Raising Self-Reliant Children in a Self-Indulgent World: Seven Building Blocks for Developing Capable Young People
Bestselling authors H. Stephen Glenn and Jane Nelsen have helped hundreds of thousands of parents raise capable, independent children with Raising Self-Reliant Children in a Self-Indulgent World On its tenth anniversary, this parenting classic returns with fresh, up-to-date information to offer you inspiring and workable ideas for developing a trusting relationship with children, as well as the skills to implement the necessary discipline to help your child become a responsible adult.
Those who think in terms of leniency versus strictness will be surprised. This book goes beyond these issues to teach children to be responsible and self-reliant—not through outer-directed concerns, such as fear and intimidation, but through inner-directed behavior, such as feeling accountable for one's commitments. Inside, you'll discover how to instill character-building values and traits in your child that last a lifetime.
Reviews of: Raising Self-Reliant Children in a Self-Indulgent World:...
Bestselling authors H. Stephen Glenn and Jane Nelsen are no strangers to writing books to help parents with their children. We live in a world where parents often try to spoil their children, mainly with good intentions but at the same time this book teaches us that we are failing them by not teaching them to be self-reliant. Many young adults still depend on their parents well into their late 20s now as a result of never having learned to be independent. This book is a great book for all parents or guardians. I wish this book had been out years ago. Great book with professional tips and information.
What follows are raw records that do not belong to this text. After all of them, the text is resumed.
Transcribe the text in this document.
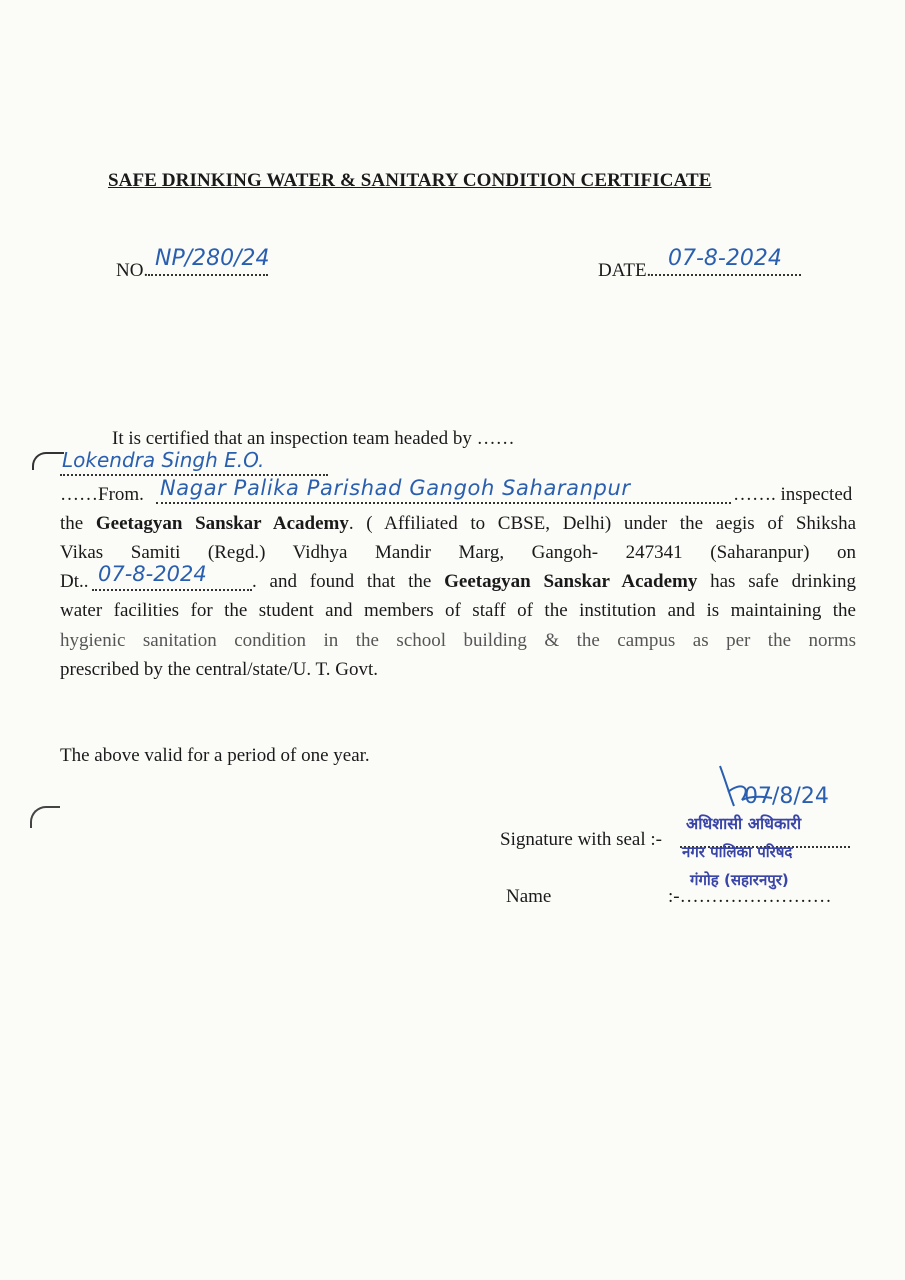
SAFE DRINKING WATER & SANITARY CONDITION CERTIFICATE
NO. NP/280/24	DATE. 07-8-2024
It is certified that an inspection team headed by ……
Lokendra Singh E.O.
……From. Nagar Palika Parishad Gangoh Saharanpur	……. inspected
the Geetagyan Sanskar Academy. ( Affiliated to CBSE, Delhi) under the aegis of Shiksha
Vikas Samiti (Regd.) Vidhya Mandir Marg, Gangoh- 247341 (Saharanpur) on
Dt.. 07-8-2024 . and found that the Geetagyan Sanskar Academy has safe drinking
water facilities for the student and members of staff of the institution and is maintaining the
hygienic sanitation condition in the school building & the campus as per the norms
prescribed by the central/state/U. T. Govt.
The above valid for a period of one year.
07/8/24
Signature with seal :-
अधिशासी अधिकारी
नगर पालिका परिषद
गंगोह (सहारनपुर)
Name	:-……………………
This one of the latest books on parenting that I have borrowed and read from my local library. The book gives some good advice that has been around for years but it also seems to forget that children are not all the same, they have different personalities just as their parents and respond differently to the world around them. Teaching children to be self reliant is a wonderful thing, but it must be balanced without causing the child to grow up too quickly, which seems prevalent in this day and age. The book teaches one of the most valuable lessons a parent can pass on to their child, that you are responsible for your own actions. It is also great for those parents who fail to follow through in consequences for their children whether good or bad. A few of the things all parents need to remember is to stay calm and talk with your child. I have always tried to teach my kids that they have to be responsible for their actions and that all actions have consequences. This book has helped to validate some of the things I believe are necessary in bring up children. It’s a good read for those parents struggling and feel their children are running the household and want to teach them to be self reliant and responsible. Like all things you read I recommend taking it with a grin of salt and applying it to your moral values and beliefs.
This book is a truly amazing find. In a world where we're supposed to spoil our children and do everything for them, this book teaches us the value of teach our children to be responsible for their OWN actions. I try very hard to raise my son this way, this book is an excellent reference guide on how to do that better! Definitely a read for any parent in today's world.
This is an amazing book that I was very fortunate to come across when my oldest child was about 10 years old. The book uses the ideas of self reliance, responsibility, and “reaping the benefits” of your own actions. Our society has changed from one of very rural, agriculturally driven to a city or suburban type society. The former being one that had certain expectations set on every member of a family, where as our current society seems to be one where everything is done for you, with very little expectation put on our youth. I loved the example in the book, of the farm family where each member including all the children, had specific chores that every one expected them to do. One morning, when one of the young children had failed to do his chore of gathering the eggs, he bore the ire of the whole family who sat around the breakfast table realizing they had no eggs for breakfast! The result of this level of expectation and accountability was to almost guarantee the young lad would not forget the eggs again, or face the anger of the whole family. This book shows parents how to teach our children to garner the consequences of their actions, whether positive or negative, and how experiencing this growth helps them to build self-confident. This book helped me tremendously in raising both of my children. I would recommend it to any parent.